The main difference between the two scenarios is that in the “giving up” scenario the individual eventually decides not to bother trying, whereas in the musical scenario the “not bothering to try” happens straight away.
Possible inter-glial cell communication involved in our response to music lyrics
If glial cells can be involved in deciding “not to bother”, and if glial cells are involved in the perception of musicality, then it is quite possible that the connection between these two things occurs via a connection from one set of glial cells to a different set of glial cells – without there being any intervening communication or processing involving neurons.
That is, something like:
- Neurons in certain cortical regions perceive music, and the features of music cause certain patterns of activity in those regions.
- Glial cells in those regions perceive those patterns of activity.
- Those glial cells respond to the perception of these patterns by transmitting a “don’t bother trying” signal to other glial cells.
- The glial cells that receive the “don’t bother trying” signal are in regions containing the neurons that would otherwise think about how to deal with a situation, and those glial cells deactivate those neurons.
Glial processing of musical information is probably very low bandwidth
I have proposed that glial cells play an important role in how the human brain processes and responds to music.

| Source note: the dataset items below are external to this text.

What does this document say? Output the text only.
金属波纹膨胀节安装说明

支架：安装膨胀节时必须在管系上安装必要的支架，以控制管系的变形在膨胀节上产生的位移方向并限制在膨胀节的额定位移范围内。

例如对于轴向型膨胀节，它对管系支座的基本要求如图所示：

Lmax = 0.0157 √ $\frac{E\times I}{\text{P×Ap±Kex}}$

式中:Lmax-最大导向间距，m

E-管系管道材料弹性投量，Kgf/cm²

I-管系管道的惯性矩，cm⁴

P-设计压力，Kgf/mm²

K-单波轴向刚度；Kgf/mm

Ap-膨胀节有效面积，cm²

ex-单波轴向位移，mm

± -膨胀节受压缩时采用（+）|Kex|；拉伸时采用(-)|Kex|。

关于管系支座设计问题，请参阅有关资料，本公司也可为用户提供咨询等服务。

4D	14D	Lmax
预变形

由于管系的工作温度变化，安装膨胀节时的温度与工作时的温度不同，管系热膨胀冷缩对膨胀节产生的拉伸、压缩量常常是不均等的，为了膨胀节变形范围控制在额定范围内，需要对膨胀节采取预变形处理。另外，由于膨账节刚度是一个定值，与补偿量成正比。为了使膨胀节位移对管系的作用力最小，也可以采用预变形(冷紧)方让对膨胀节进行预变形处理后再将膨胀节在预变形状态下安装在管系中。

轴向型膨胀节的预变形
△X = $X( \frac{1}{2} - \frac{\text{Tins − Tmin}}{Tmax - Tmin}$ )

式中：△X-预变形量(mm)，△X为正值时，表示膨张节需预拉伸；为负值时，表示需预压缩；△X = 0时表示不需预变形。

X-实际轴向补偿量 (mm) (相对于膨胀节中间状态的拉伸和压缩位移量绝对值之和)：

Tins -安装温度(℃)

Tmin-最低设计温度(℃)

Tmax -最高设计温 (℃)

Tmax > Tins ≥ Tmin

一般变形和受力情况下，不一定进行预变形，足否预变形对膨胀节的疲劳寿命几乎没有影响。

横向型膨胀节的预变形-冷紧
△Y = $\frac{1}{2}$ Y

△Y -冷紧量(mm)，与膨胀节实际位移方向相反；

But, at the same time, I am not suggesting that glial cells can somehow process information in a manner analogous to what neurons are capable of, where large amounts of information are processed at a relatively high speed.
In fact my theory as proposed so far implies that the musical information processed by glial cells consists entirely of a single 1-dimensional quantity, which we might label as the “musicality” of the music – that is, how musical is the music (or supposed music) being listened to.
We can imagine “musicality” as being represented by a number from 0 to 10, where 0 is not musical at all, and 10 is your favourite music, and 3 is sort-of-musical but not very good, and 5 might be not that great but something that you can listen to.
To put it another way, your glial cells do not “know”:
- Whether you are listening to jazz or heavy metal or classical music.
- Whether the tune is in a major key or a minor key.
- Whether it’s in 3/4 or 4/4 time.
- Whether the emotions expressed are sad or happy.
The only thing that they know is:
- The musicality: how good is the music?
Your glial cells won’t even know which emotion the music expresses, but the perceived musicality will determine the intensity of the emotional feeling that you experience when listening to the music.
Without the relevant glial cell circuits, your brain would completely fail to respond to music, but, at the same time, it’s the neurons that are doing almost all of the detailed work required for your brain to process musical information.